The altar has traditionally been reserved for the Pope alone, and unauthorized use formerly incurred excommunication. Liturgist Dr. Kwasniewski described the decision as an attempt to ‘destroy any vestige of the sacred, the set-apart, the privileged, the untouchable, the elevated, the off-limits.’
Traditionis custodes: this is the incipit of the document with which Francis imperiously cancels the previous Motu Proprio Summorum Pontificum of Benedict XVI. The almost mocking tone of the bombastic quotation from Lumen Gentium will not have escaped notice: just when Bergoglio recognizes the Bishops as guardians of the Tradition, he asks them to obstruct its highest and most sacred expression of prayer.

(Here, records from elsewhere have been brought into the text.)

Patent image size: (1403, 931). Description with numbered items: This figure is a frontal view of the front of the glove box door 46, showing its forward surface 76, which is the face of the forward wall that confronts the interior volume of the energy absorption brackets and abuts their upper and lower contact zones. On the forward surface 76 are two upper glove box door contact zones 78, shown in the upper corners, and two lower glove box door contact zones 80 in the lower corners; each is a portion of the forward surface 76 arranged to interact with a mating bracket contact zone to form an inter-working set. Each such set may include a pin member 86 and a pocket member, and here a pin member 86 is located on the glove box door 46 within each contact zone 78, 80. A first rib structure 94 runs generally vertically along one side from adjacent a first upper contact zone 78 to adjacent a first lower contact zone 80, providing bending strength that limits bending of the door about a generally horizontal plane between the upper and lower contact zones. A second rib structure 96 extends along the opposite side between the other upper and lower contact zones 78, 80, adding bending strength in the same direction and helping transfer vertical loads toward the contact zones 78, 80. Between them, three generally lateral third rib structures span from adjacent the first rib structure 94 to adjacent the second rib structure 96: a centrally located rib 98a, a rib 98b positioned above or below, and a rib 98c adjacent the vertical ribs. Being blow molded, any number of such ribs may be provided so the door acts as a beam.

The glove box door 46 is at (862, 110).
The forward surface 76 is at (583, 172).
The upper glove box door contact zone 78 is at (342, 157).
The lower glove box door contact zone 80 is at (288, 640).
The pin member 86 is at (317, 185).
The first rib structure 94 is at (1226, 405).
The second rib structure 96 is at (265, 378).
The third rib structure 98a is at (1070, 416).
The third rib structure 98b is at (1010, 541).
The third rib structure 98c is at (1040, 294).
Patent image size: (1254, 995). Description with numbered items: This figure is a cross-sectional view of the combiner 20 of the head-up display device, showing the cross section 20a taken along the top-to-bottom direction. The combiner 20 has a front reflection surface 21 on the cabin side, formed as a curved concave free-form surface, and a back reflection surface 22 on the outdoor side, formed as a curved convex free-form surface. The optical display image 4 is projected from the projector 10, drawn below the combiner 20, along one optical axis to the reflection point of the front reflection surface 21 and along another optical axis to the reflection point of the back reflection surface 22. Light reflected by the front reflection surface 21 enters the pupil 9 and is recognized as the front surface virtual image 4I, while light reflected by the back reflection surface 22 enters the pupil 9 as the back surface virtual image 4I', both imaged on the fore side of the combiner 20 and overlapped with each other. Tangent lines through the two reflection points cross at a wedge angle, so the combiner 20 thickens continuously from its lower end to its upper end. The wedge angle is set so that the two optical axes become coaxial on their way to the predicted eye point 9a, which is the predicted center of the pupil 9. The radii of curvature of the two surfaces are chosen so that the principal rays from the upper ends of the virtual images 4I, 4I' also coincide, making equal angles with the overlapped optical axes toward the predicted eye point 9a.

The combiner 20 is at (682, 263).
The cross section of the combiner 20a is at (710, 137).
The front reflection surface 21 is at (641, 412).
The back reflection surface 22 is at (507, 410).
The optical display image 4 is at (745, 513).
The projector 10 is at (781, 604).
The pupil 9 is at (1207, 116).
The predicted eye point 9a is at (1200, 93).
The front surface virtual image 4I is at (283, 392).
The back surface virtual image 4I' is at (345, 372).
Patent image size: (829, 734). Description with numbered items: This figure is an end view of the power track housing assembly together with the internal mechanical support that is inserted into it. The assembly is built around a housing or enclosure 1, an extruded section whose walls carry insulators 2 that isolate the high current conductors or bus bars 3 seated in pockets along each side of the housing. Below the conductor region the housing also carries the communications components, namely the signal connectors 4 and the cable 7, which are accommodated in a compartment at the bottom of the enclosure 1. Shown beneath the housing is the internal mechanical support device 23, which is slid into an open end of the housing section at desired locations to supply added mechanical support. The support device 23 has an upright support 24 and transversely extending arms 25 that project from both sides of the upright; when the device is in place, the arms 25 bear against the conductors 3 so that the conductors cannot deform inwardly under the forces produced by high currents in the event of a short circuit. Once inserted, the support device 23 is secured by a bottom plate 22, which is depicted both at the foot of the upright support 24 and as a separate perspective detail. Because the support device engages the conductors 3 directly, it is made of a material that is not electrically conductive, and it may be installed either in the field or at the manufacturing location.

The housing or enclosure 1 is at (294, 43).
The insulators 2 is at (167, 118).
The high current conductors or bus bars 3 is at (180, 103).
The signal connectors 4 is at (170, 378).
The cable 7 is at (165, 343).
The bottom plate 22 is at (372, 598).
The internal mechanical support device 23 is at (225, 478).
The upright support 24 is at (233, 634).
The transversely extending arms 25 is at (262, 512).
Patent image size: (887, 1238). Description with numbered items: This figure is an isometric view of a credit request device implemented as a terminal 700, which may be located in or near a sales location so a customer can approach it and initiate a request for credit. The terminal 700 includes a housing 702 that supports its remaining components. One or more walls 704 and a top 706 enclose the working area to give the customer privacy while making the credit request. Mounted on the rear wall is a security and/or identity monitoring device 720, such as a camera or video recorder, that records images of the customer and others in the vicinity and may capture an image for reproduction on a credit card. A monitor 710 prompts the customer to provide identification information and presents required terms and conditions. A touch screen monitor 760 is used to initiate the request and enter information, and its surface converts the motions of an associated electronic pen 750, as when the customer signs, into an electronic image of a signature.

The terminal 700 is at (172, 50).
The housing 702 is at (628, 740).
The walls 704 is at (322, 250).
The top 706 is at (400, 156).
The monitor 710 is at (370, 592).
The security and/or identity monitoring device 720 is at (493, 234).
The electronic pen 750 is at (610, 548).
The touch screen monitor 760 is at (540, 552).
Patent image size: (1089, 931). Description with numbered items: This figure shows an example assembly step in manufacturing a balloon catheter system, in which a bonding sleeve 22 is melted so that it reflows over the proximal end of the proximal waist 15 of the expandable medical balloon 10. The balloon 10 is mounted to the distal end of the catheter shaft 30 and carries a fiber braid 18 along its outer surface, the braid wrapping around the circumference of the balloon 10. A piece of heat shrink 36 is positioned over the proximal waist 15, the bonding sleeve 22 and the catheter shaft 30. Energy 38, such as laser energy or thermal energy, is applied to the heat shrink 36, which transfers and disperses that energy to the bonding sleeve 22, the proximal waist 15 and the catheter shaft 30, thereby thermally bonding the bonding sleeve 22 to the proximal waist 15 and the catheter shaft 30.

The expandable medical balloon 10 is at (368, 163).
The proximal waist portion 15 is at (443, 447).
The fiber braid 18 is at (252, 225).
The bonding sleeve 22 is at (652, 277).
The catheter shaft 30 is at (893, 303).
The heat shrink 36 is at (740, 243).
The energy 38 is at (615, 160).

What is at stake is a theological claim about the objective status of the monuments of liturgical tradition—something that does not depend on a papal decision, unless papal authority is now deemed to extend to rewriting the past, something that theologians maintain not even the omnipotent God can do.
‘The old Catholic liturgy threatens the diabolical New World Order to which Francis has signed on,’ said Michael Matt of The Remnant newspaper. ‘The Latin Mass united Catholics from every country in the world for a couple of thousand years like no government ever could. And it was in the process of doing so again.’
‘It’s hard to describe the magnitude of this, but it’s kind of like telling millions of Catholics just to jump off a bridge or hang themselves...[But] this Pope is delusional if he thinks that with the stroke of a pen he can just wipe out the love that people have for the traditional Catholic liturgy.’